Yellow Chicken Eintopf
4 pounds dried yellow split peas
2 4 1/2-pound chickens
6 quarts water
2 large cloves garlic, peeled and bruised
8 white peppercorns
4 stalks celery with leaves, quartered
2 medium parsnips
2 medium carrots
2 medium onions, peeled
2 teaspoons salt
4 bay leaves
2 large heads cauliflower, separated
2 cups croutons
1 lemon, sliced
Chopped fresh dill Soak the peas in a large pot of water at least overnight. Drain and set aside. Place chickens, including innards except the liver in a large pot. Cover with water and add the next 8 ingredients. Heat to boiling, reduce heat and simmer for 1 hour. Transfer chicken to a platter. Allow broth to cool, then skim fat and strain. Return broth to the same large pot. Add the peas and heat to boiling; reduce heat and simmer until tender, about 2 hours. Fifteen minutes before peas are done, add the cauliflower and return to simmer.
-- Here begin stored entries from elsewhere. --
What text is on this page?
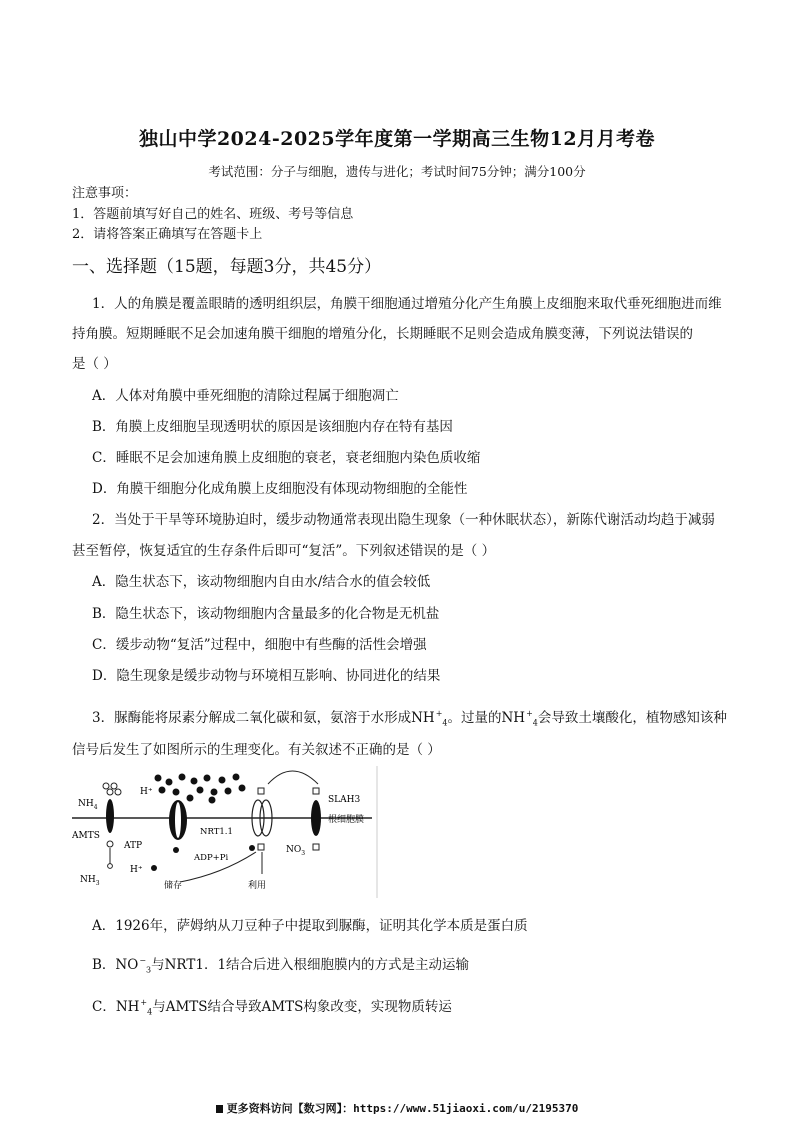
独山中学2024-2025学年度第一学期高三生物12月月考卷
考试范围：分子与细胞，遗传与进化；考试时间75分钟；满分100分
注意事项：
1．答题前填写好自己的姓名、班级、考号等信息
2．请将答案正确填写在答题卡上
一、选择题（15题，每题3分，共45分）
1．人的角膜是覆盖眼睛的透明组织层，角膜干细胞通过增殖分化产生角膜上皮细胞来取代垂死细胞进而维
持角膜。短期睡眠不足会加速角膜干细胞的增殖分化，长期睡眠不足则会造成角膜变薄，下列说法错误的
是（ ）
A．人体对角膜中垂死细胞的清除过程属于细胞凋亡
B．角膜上皮细胞呈现透明状的原因是该细胞内存在特有基因
C．睡眠不足会加速角膜上皮细胞的衰老，衰老细胞内染色质收缩
D．角膜干细胞分化成角膜上皮细胞没有体现动物细胞的全能性
2．当处于干旱等环境胁迫时，缓步动物通常表现出隐生现象（一种休眠状态），新陈代谢活动均趋于减弱
甚至暂停，恢复适宜的生存条件后即可“复活”。下列叙述错误的是（ ）
A．隐生状态下，该动物细胞内自由水/结合水的值会较低
B．隐生状态下，该动物细胞内含量最多的化合物是无机盐
C．缓步动物“复活”过程中，细胞中有些酶的活性会增强
D．隐生现象是缓步动物与环境相互影响、协同进化的结果
3．脲酶能将尿素分解成二氧化碳和氨，氨溶于水形成$NH^+_4$。过量的$NH^+_4$会导致土壤酸化，植物感知该种
信号后发生了如图所示的生理变化。有关叙述不正确的是（ ）
$NH_4$
AMTS
$NH_3$
H⁺
ATP
ADP+Pi
H⁺
NRT1.1
利用
储存
SLAH3
根细胞膜
$NO_3$
A．1926年，萨姆纳从刀豆种子中提取到脲酶，证明其化学本质是蛋白质
B．$NO^-_3$与NRT1．1结合后进入根细胞膜内的方式是主动运输
C．$NH^+_4$与AMTS结合导致AMTS构象改变，实现物质转运
更多资料访问【数习网】：https://www.51jiaoxi.com/u/2195370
Meanwhile debone and skin chickens; chop meat and add to soup. Continue to simmer until chicken is warmed through, about 5 minutes more. Serve with croutons, sliced lemons and dill. Serves 12-14.
Skitch's Apple-Berry Pancakes
1 1/2 cups flour
1 teaspoon salt
3 tablespoons sugar
1 3/4 teaspoons baking powder
2 large eggs
1 3/4 cups buttermilk
3 tablespoons unsalted butter, melted
4 tart apples, peeled, cored and sliced in 1/4-inch rounds
Juice of one lemon
2 teaspoons unsalted butter
1 1/2 teaspoons sugar
1/2 teaspoon cinnamon
1 jar (10-oz.) lingonberries or sweetened cooked cranberries
For pancakes, sift the dry ingredients into a medium bowl. Make a well in the center and fill with beaten eggs, buttermilk and melted butter. Stir until just blended; a few lumps don't matter. Bake on lightly greased griddle or skillet until golden brown on both sides.
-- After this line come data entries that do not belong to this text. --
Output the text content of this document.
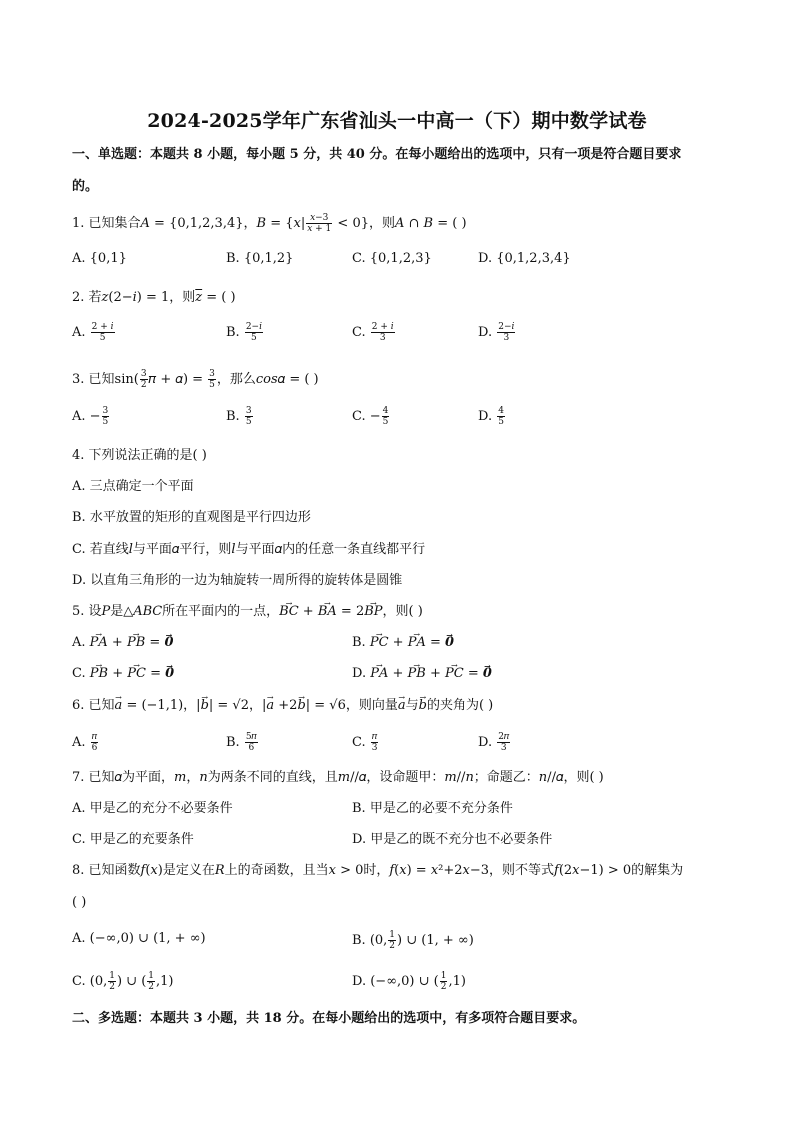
2024-2025学年广东省汕头一中高一（下）期中数学试卷
一、单选题：本题共 8 小题，每小题 5 分，共 40 分。在每小题给出的选项中，只有一项是符合题目要求
的。
1. 已知集合𝐴 = {0,1,2,3,4}，𝐵 = {𝑥| $\frac{\text{𝑥−3}}{\text{𝑥 + 1}} < 0$}，则𝐴 ∩ 𝐵 = ( )
A. {0,1}	B. {0,1,2}	C. {0,1,2,3}	D. {0,1,2,3,4}
2. 若𝑧(2−𝑖) = 1，则𝑧 = ( )
A. $\frac{\text{2 + 𝑖}}{5}$	B. $\frac{\text{2−𝑖}}{5}$	C. $\frac{\text{2 + 𝑖}}{3}$	D. $\frac{\text{2−𝑖}}{3}$
3. 已知$\sin( \frac{3}{2}$ 𝜋 + 𝛼) = $\frac{3}{5}$ ，那么𝑐𝑜𝑠𝛼 = ( )
A. − $\frac{3}{5}$	B. $\frac{3}{5}$	C. − $\frac{4}{5}$	D. $\frac{4}{5}$
4. 下列说法正确的是( )
A. 三点确定一个平面
B. 水平放置的矩形的直观图是平行四边形
C. 若直线𝑙与平面𝛼平行，则𝑙与平面𝛼内的任意一条直线都平行
D. 以直角三角形的一边为轴旋转一周所得的旋转体是圆锥
5. 设𝑃是△𝐴𝐵𝐶所在平面内的一点，→ 𝐵𝐶 + → 𝐵𝐴 = 2→ 𝐵𝑃，则( )
A. → 𝑃𝐴 + → 𝑃𝐵 = → 0	B. → 𝑃𝐶 + → 𝑃𝐴 = → 0
C. → 𝑃𝐵 + → 𝑃𝐶 = → 0	D. → 𝑃𝐴 + → 𝑃𝐵 + → 𝑃𝐶 = → 0
6. 已知→ 𝑎 = (−1,1)，|→ 𝑏| = √2，|→ 𝑎 +2→ 𝑏| = √6，则向量→ 𝑎与→ 𝑏的夹角为( )
A. $\frac{\text{𝜋}}{6}$	B. $\frac{\text{5𝜋}}{6}$	C. $\frac{\text{𝜋}}{3}$	D. $\frac{\text{2𝜋}}{3}$
7. 已知𝛼为平面，𝑚，𝑛为两条不同的直线，且𝑚//𝛼，设命题甲：𝑚//𝑛；命题乙：𝑛//𝛼，则( )
A. 甲是乙的充分不必要条件	B. 甲是乙的必要不充分条件
C. 甲是乙的充要条件	D. 甲是乙的既不充分也不必要条件
8. 已知函数𝑓(𝑥)是定义在𝑅上的奇函数，且当𝑥 > 0时，𝑓(𝑥) = 𝑥²+2𝑥−3，则不等式𝑓(2𝑥−1) > 0的解集为
( )
A. (−∞,0) ∪ (1, + ∞)	B. (0, $\frac{1}{2}$ ) ∪ (1, + ∞)
C. (0, $\frac{1}{2}$ ) ∪ ( $\frac{1}{2} ,1$)	D. (−∞,0) ∪ ( $\frac{1}{2} ,1$)
二、多选题：本题共 3 小题，共 18 分。在每小题给出的选项中，有多项符合题目要求。
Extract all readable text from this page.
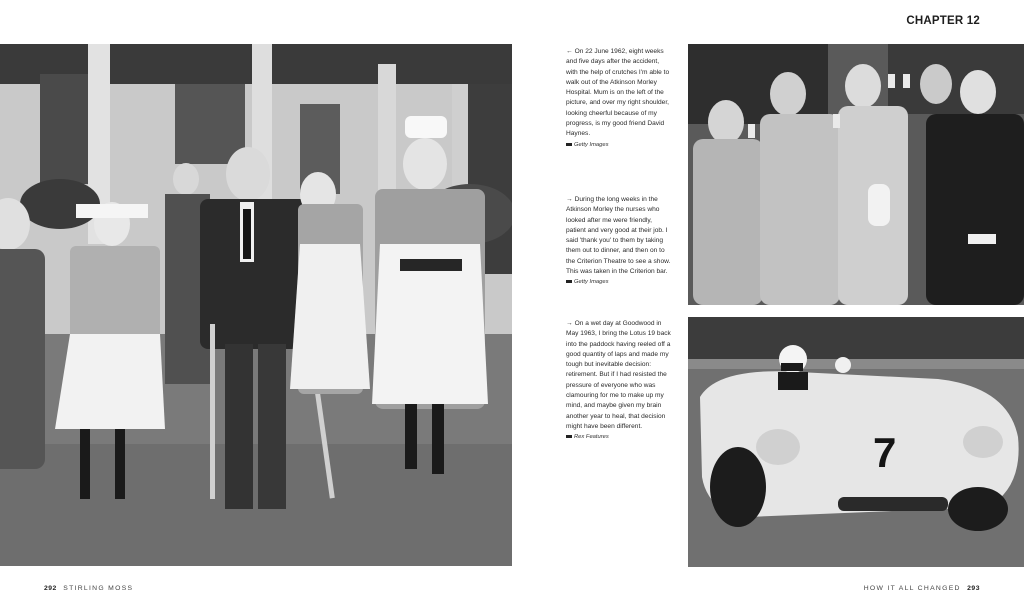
CHAPTER 12

← On 22 June 1962, eight weeks and five days after the accident, with the help of crutches I'm able to walk out of the Atkinson Morley Hospital. Mum is on the left of the picture, and over my right shoulder, looking cheerful because of my progress, is my good friend David Haynes.

Getty Images

→ During the long weeks in the Atkinson Morley the nurses who looked after me were friendly, patient and very good at their job. I said 'thank you' to them by taking them out to dinner, and then on to the Criterion Theatre to see a show. This was taken in the Criterion bar.

Getty Images

→ On a wet day at Goodwood in May 1963, I bring the Lotus 19 back into the paddock having reeled off a good quantity of laps and made my tough but inevitable decision: retirement. But if I had resisted the pressure of everyone who was clamouring for me to make up my mind, and maybe given my brain another year to heal, that decision might have been different.

Rex Features	7
292 STIRLING MOSS	HOW IT ALL CHANGED 293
For compote, place prepared apples in a large bowl and sprinkle with lemon juice. Melt butter in medium skillet; add the apples and turn carefully until well-coated with butter. Cook, without stirring until apples are barely soft, about 3 minutes. Sprinkle with sugar and cinnamon and turn once. Allow to cool slightly, then gently fold in the berries. Serve warm over pancakes. Serve with country sausage and bacon. Serves 4.
Dark Chocolate Brownies
1 1/2 cups sugar
1 cup light brown sugar
2 sticks minus 2 tablespoons unsalted butter, melted
1 teaspoon vanilla
1 cup flour
3/4 cup plus 2 1/2 tablespoons cocoa
Pinch of salt Preheat oven to 275 degrees; butter a 10-by-16-inch baking sheet. Combine the sugar and eggs in the top of a double boiler; stir over simmering water until dissolved. Combine sugar mixture, melted butter and vanilla in a large bowl; mix well.
Sift the flour, cocoa and salt together; stir into sugar mixture. Pour batter into a prepared pan. Bake until a sharp knife inserted in the center comes out clean, about 1 hour. Cut in 2-inch squares. Makes about 40 brownies.